Mahdi Jasia, Shah Amish C, Sato Aimee, Morris Stephanie M, McKinstry Robert C, Listernick Robert, Packer Roger J, Fisher Michael J, Gutmann David H
From the Departments of Neurology (J.M., S.M.M., D.H.G.) and Radiology (R.C.M.), Washington University School of Medicine, St. Louis, MO; Division of Oncology (A.C.S., M.J.F.), Children's Hospital of Philadelphia, PA; Center for Neuroscience of Behavioral Medicine (A.S., R.J.P.), Children's National Medical Center, Washington, DC; Division of Academic General Pediatrics (R.L.), Feinberg School of Medicine, Northwestern University, Ann & Robert H. Lurie Children's Hospital of Chicago, IL; and Department of Pediatrics (M.J.F.), The Perelman School of Medicine at The University of Pennsylvania, Philadelphia.
Neurology. 2017 Apr 18;88(16):1584-1589. doi: 10.1212/WNL.0000000000003881. Epub 2017 Mar 22.
To define the clinical and radiologic features of brainstem gliomas (BSGs) in children with neurofibromatosis type 1 (NF1).
We performed a retrospective cross-sectional study of 133 children with NF1 and concurrent BSGs cared for at 4 NF1 referral centers. BSG was determined using radiographic criteria. Age at diagnosis, tumor location and appearance, clinical symptoms, treatment, and presence of a concurrent optic pathway glioma were assessed.
The average age at BSG diagnosis was 7.2 years, and tumors occurred most often in the midbrain and medulla (66%). The majority of children with NF1-BSGs were asymptomatic (54%) and were not treated (88%). Only 9 of the 72 asymptomatic children received treatment because of progressive tumor enlargement. In contrast, 61 children presented with clinical signs/symptoms attributable to their BSG; these individuals were older and more often had focal lesions. Thirty-one patients underwent treatment for their tumor, and 14 received CSF diversion only. Progression-free survival was ∼3 years shorter for children receiving tumor-directed therapy relative to those who had either no treatment or CSF diversion only. Overall survival was 85% for the tumor-directed therapy group, whereas no deaths were reported in the untreated or CSF diversion groups.
Unlike children with sporadically occurring BSGs, most children with NF1-BSGs were asymptomatic, and few individuals died from complications of their tumor. Those requiring tumor-directed treatment tended to be older children with focal lesions, and had clinically more aggressive disease relative to those who were not treated or underwent CSF diversion only.
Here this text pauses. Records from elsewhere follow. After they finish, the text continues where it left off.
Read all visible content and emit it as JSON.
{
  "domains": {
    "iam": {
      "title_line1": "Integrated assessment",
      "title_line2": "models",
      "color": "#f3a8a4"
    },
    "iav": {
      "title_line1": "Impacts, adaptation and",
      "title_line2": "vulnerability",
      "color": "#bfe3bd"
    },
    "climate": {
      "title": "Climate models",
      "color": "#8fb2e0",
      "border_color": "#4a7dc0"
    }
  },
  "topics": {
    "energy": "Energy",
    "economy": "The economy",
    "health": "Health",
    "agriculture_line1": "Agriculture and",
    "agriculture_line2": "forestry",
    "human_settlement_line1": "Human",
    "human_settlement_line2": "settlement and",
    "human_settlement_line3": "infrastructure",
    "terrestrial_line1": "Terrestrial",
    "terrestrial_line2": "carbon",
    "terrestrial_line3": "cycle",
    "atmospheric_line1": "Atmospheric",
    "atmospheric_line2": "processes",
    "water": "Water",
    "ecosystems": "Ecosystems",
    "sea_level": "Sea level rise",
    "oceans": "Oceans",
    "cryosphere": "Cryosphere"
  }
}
明确1型神经纤维瘤病(NF1)患儿脑干胶质瘤(BSG)的临床和影像学特征。
我们对4个NF1转诊中心诊治的133例患有NF1并发BSG的儿童进行了回顾性横断面研究。采用影像学标准确定BSG。评估诊断时的年龄、肿瘤位置和表现、临床症状、治疗情况以及是否并发视神经通路胶质瘤。
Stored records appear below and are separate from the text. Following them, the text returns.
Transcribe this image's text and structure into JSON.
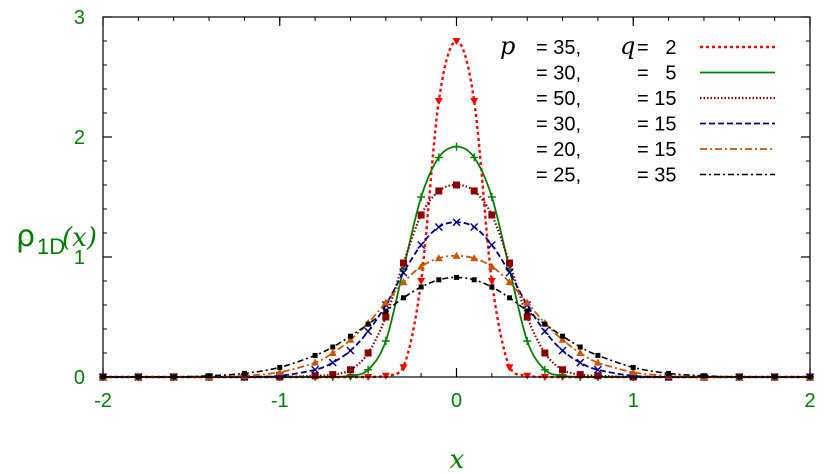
{
  "chart_data": {
    "type": "line",
    "xlabel": "x",
    "ylabel_main": "ρ",
    "ylabel_sub": "1D",
    "ylabel_arg": "(x)",
    "xlim": [
      -2,
      2
    ],
    "ylim": [
      0,
      3
    ],
    "x_ticks": [
      -2,
      -1,
      0,
      1,
      2
    ],
    "x_tick_labels": [
      "-2",
      "-1",
      "0",
      "1",
      "2"
    ],
    "y_ticks": [
      0,
      1,
      2,
      3
    ],
    "y_tick_labels": [
      "0",
      "1",
      "2",
      "3"
    ],
    "grid": false,
    "legend_position": "top-right",
    "legend_header": {
      "p": "p",
      "q": "q"
    },
    "x": [
      -2.0,
      -1.8,
      -1.6,
      -1.4,
      -1.2,
      -1.0,
      -0.8,
      -0.7,
      -0.6,
      -0.5,
      -0.4,
      -0.3,
      -0.2,
      -0.1,
      0.0,
      0.1,
      0.2,
      0.3,
      0.4,
      0.5,
      0.6,
      0.7,
      0.8,
      1.0,
      1.2,
      1.4,
      1.6,
      1.8,
      2.0
    ],
    "series": [
      {
        "p_label": "= 35,",
        "q_label": "=   2",
        "color": "#ff0000",
        "dash": "3,3",
        "width": 2.4,
        "marker": "triangle-down",
        "values": [
          0,
          0,
          0,
          0,
          0,
          0,
          0,
          0,
          0,
          0,
          0.01,
          0.08,
          0.8,
          2.3,
          2.8,
          2.3,
          0.8,
          0.08,
          0.01,
          0,
          0,
          0,
          0,
          0,
          0,
          0,
          0,
          0,
          0
        ]
      },
      {
        "p_label": "= 30,",
        "q_label": "=   5",
        "color": "#008000",
        "dash": "",
        "width": 1.8,
        "marker": "plus",
        "values": [
          0,
          0,
          0,
          0,
          0,
          0,
          0,
          0,
          0.01,
          0.06,
          0.3,
          0.9,
          1.5,
          1.83,
          1.92,
          1.83,
          1.5,
          0.9,
          0.3,
          0.06,
          0.01,
          0,
          0,
          0,
          0,
          0,
          0,
          0,
          0
        ]
      },
      {
        "p_label": "= 50,",
        "q_label": "= 15",
        "color": "#8b0000",
        "dash": "1.5,2",
        "width": 2.2,
        "marker": "square",
        "values": [
          0,
          0,
          0,
          0,
          0,
          0,
          0.01,
          0.02,
          0.06,
          0.2,
          0.5,
          0.95,
          1.35,
          1.55,
          1.6,
          1.55,
          1.35,
          0.95,
          0.5,
          0.2,
          0.06,
          0.02,
          0.01,
          0,
          0,
          0,
          0,
          0,
          0
        ]
      },
      {
        "p_label": "= 30,",
        "q_label": "= 15",
        "color": "#00008b",
        "dash": "6,3",
        "width": 1.8,
        "marker": "cross",
        "values": [
          0,
          0,
          0,
          0,
          0,
          0.01,
          0.06,
          0.12,
          0.22,
          0.38,
          0.6,
          0.87,
          1.1,
          1.25,
          1.29,
          1.25,
          1.1,
          0.87,
          0.6,
          0.38,
          0.22,
          0.12,
          0.06,
          0.01,
          0,
          0,
          0,
          0,
          0
        ]
      },
      {
        "p_label": "= 20,",
        "q_label": "= 15",
        "color": "#cc5500",
        "dash": "7,3,2,3",
        "width": 1.8,
        "marker": "triangle-up",
        "values": [
          0,
          0,
          0,
          0,
          0.01,
          0.04,
          0.12,
          0.2,
          0.31,
          0.45,
          0.62,
          0.79,
          0.92,
          0.99,
          1.01,
          0.99,
          0.92,
          0.79,
          0.62,
          0.45,
          0.31,
          0.2,
          0.12,
          0.04,
          0.01,
          0,
          0,
          0,
          0
        ]
      },
      {
        "p_label": "= 25,",
        "q_label": "= 35",
        "color": "#000000",
        "dash": "6,3,2,3",
        "width": 1.6,
        "marker": "small-square",
        "values": [
          0,
          0,
          0,
          0.01,
          0.03,
          0.08,
          0.18,
          0.25,
          0.34,
          0.44,
          0.55,
          0.66,
          0.75,
          0.81,
          0.83,
          0.81,
          0.75,
          0.66,
          0.55,
          0.44,
          0.34,
          0.25,
          0.18,
          0.08,
          0.03,
          0.01,
          0,
          0,
          0
        ]
      }
    ]
  }
}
BSG诊断时的平均年龄为7.2岁,肿瘤最常发生于中脑和延髓(66%)。大多数NF1-BSG患儿无症状(54%)且未接受治疗(88%)。72例无症状患儿中只有9例因肿瘤进行性增大而接受治疗。相比之下,61例患儿出现了与BSG相关的临床体征/症状;这些患儿年龄较大,且更常出现局灶性病变。31例患者接受了肿瘤治疗,14例仅接受了脑脊液分流术。相对于未接受治疗或仅接受脑脊液分流术的患儿,接受肿瘤定向治疗的患儿无进展生存期缩短约3年。肿瘤定向治疗组的总生存率为85%,而未治疗组或脑脊液分流组均未报告死亡病例。
与散发性BSG患儿不同,大多数NF1-BSG患儿无症状,很少有人死于肿瘤并发症。那些需要接受肿瘤定向治疗的患儿往往是年龄较大且有局灶性病变的患儿,相对于未接受治疗或仅接受脑脊液分流术的患儿,其临床疾病更具侵袭性。